Web scraping health and safety intelligence phase one report

There are huge volumes of useful health and safety information openly available on the Internet. This includes information pertaining to industrial accidents that have happened around the world, information on new and emerging industry risks, new approaches to mitigating such risks, new regulatory requirements, industry standards, industry guidance and industry good practice. All such information has huge learning value for the Discovering Safety Programme.

Aims and objectives

The aim of this feasibility study was to explore the potential of using technology company, Polecat’s website monitoring and web scraping capabilities, along with and their RepVault platform, to identify and harvest health and safety information from websites of value to the Discovering Safety Programme, integrate it within the RepVault platform and develop enhanced functionality enabling it to be expediently interrogated using the platform. The vision for the deliverable was the creation of an interactive map of the world, made up of a number of information layers, similar to a geographic information system, where different categories of health and safety information, one for each layer, could be explored using the map as an intelligent interface. 

Specific objectives were five-fold: 

  1. Agree health and safety topic areas to provide the focus of the map layers 

  1. Build web search terms, harvest information content and associated metadata (e.g. information source, date of publication, company name etc.) 

  1. Geotag and time stamp information records, flag other pertinent contextual data relating to records 

  1. Integrate within RepVault platform, create search functionality enabling intelligent interrogation by a user 

  1. Test prototype platform   

Key findings

The pilot worked well to test and prove that unstructured online and social media data could be interrogated to deliver intelligence on safety concerns and effectively visualised on an interactive and searchable geovisualisation.
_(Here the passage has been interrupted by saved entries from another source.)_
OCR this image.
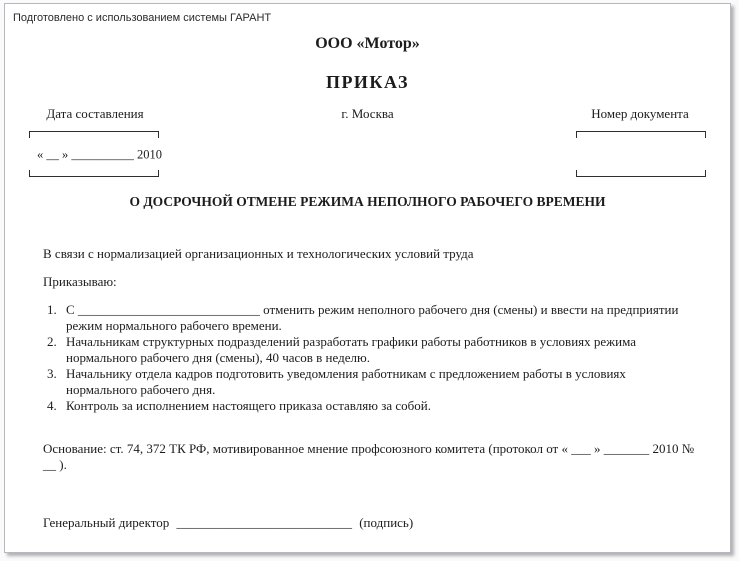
Подготовлено с использованием системы ГАРАНТ
ООО «Мотор»
ПРИКАЗ
Дата составления	г. Москва	Номер документа
« __ » __________ 2010
О ДОСРОЧНОЙ ОТМЕНЕ РЕЖИМА НЕПОЛНОГО РАБОЧЕГО ВРЕМЕНИ
В связи с нормализацией организационных и технологических условий труда
Приказываю:
1. С ____________________________ отменить режим неполного рабочего дня (смены) и ввести на предприятии режим нормального рабочего времени.
2. Начальникам структурных подразделений разработать графики работы работников в условиях режима нормального рабочего дня (смены), 40 часов в неделю.
3. Начальнику отдела кадров подготовить уведомления работникам с предложением работы в условиях нормального рабочего дня.
4. Контроль за исполнением настоящего приказа оставляю за собой.
Основание: ст. 74, 372 ТК РФ, мотивированное мнение профсоюзного комитета (протокол от « ___ » _______ 2010 № __ ).
Генеральный директор ___________________________ (подпись)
The pilot also surfaced clear areas for further research and development.


  • Enhance specificity through application to selected use cases, such as confined spaces and / or safety at sea.   

  • Enhance ease of access to country-level results, e.g. by providing interactive indexes of countries ranked for association with certain macro-themes, sub-topics or use-cases and searchable to underlying posts.   

  • Enrich context of results by bringing more insights to bear regarding sectors, related topics (e.g. ESG or risk terminology) and influencers (e.g. civil society groups, politicians, investors).  

  • Explore synthesis with Manchester University’s text mining work around 10 key concepts underpinning safety performance.  

  • Sharpen excludes at macro and micro / sub-topic level to hone results.  

  • Enhance user interface to simplify lay-out and ease of navigation, filtering and searching to underlying posts.  

  • Explore value of integration into HSE systems and also appetite for Lloyds Register Foundation to leverage as part of their contribution to enriching understanding and insight to global safety concerns.